Obiettivo: impedire pratiche commerciali scorrette e campagne di marketing allusive per promuovere cause «che di benefico hanno poco»
ROMA - «C'è una questione di trasparenza sulla beneficenza su cui forse bisogna lavorare», aveva detto Giorgia Meloni in conferenza stampa, e sull'onda del cosiddetto Pandoro-gate, si lavora a quella, che, scrive il Messaggero «qualcuno, nei corridoi tra Montecitorio e Palazzo Chigi, ha già battezzato come la "legge Ferragni"».
L'obiettivo che si sono dati in Fratelli d'Italia «è rimettere ordine nel "far west" della beneficenza. E soprattutto impedire a monte pratiche commerciali scorrette e campagne di marketing allusive per promuovere cause che di benefico, a conti fatti, rischiano di avere ben poco». La premier, a quanto risulta, già nei giorni scorsi ha mobilitato gli uffici del governo chiedendo «un'informativa» sul tema. E sia al ministero del Lavoro che a quello dell'Economia, che hanno un ruolo diretto in tutto ciò che riguarda il Terzo settore, si sono messi all'opera. Evidenziando «una serie di criticità nella normativa attuale». Si vuole quindi mettere a punto «una legge che in sostanza imponga a chi dichiara di fare beneficenza (in primo luogo ad aziende e società, che in virtù della causa benefica sposata potrebbero veder aumentare le proprie vendite) di rendere note quelle cifre. E di farlo scendendo nel dettaglio».

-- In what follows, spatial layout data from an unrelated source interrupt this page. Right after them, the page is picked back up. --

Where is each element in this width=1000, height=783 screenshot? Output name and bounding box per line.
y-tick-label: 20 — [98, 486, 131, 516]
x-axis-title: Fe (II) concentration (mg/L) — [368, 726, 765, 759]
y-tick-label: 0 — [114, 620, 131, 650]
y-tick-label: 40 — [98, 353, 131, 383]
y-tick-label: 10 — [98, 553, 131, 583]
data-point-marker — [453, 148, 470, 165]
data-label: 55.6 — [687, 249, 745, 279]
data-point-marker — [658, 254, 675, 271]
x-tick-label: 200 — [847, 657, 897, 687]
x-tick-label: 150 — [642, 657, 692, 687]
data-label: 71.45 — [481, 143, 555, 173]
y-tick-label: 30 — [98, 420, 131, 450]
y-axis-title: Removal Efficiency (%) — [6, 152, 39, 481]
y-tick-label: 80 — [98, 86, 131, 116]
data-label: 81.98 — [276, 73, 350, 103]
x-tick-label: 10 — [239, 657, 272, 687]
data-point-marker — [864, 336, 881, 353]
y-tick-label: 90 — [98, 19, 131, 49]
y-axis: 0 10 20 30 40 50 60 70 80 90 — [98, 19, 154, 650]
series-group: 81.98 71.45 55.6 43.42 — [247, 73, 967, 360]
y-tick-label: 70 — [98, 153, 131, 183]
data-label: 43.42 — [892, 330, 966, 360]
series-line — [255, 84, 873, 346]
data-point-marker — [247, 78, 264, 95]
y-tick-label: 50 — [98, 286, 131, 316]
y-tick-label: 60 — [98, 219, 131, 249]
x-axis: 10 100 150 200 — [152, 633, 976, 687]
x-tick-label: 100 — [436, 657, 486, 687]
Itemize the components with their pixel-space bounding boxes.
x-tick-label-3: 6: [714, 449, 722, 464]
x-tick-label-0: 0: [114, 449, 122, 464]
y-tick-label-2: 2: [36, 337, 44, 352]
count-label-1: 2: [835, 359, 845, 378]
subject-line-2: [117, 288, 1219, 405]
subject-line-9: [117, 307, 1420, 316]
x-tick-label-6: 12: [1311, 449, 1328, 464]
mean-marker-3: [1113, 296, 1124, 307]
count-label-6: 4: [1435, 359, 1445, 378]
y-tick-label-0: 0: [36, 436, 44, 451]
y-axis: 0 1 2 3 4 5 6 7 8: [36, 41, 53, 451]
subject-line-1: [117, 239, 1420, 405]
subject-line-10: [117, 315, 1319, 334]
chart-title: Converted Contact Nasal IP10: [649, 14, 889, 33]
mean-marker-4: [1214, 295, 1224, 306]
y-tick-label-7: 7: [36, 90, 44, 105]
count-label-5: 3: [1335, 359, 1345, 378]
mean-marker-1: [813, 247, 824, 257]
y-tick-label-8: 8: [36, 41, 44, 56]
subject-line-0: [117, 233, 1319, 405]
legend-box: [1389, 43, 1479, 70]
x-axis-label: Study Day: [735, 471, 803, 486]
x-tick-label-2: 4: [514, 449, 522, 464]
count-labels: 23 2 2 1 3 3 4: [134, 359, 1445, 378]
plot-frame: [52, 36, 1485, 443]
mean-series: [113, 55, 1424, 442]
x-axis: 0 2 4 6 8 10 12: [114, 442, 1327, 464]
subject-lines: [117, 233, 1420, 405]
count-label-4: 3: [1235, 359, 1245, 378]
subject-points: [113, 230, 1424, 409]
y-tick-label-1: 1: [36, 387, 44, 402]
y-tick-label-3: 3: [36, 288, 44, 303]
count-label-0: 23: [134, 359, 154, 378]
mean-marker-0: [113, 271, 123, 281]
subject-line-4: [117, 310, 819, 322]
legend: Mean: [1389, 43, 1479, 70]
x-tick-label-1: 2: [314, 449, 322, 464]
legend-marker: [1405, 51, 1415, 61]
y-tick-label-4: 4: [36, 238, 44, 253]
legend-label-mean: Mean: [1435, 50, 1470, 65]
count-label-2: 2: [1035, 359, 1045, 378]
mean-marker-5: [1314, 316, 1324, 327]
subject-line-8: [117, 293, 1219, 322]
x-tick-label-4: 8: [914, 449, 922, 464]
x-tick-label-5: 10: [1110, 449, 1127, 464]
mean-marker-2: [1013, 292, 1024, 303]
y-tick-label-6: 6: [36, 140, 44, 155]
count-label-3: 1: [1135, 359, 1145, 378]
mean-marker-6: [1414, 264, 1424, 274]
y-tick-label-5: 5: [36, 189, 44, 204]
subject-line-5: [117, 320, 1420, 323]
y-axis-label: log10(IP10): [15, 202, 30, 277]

Tra le idee al vaglio «c'è quella di far sì che venga specificato se la somma da devolvere è già stata arbitrariamente fissata (e magari già elargita) oppure se essa dipenda in qualche misura dall'andamento delle vendite. E, in quest'ultimo caso, quale percentuale dei guadagni verrà destinata alla causa in questione». Faro anche sulle sponsorizzazioni: «l'intenzione, in sostanza, è quella di rendere noto al consumatore se l'eventuale partnership con un testimonial che presta la propria immagine per lanciare il prodotto in questione (come potrebbe essere, appunto, un influencer) sia o meno retribuita. Indicazioni, queste, che in caso di un prodotto venduto "a scaffale" potrebbero anche finire nell'etichetta, forse con un asterisco lì dove si specifica che una parte del ricavato verrà devoluta in beneficenza».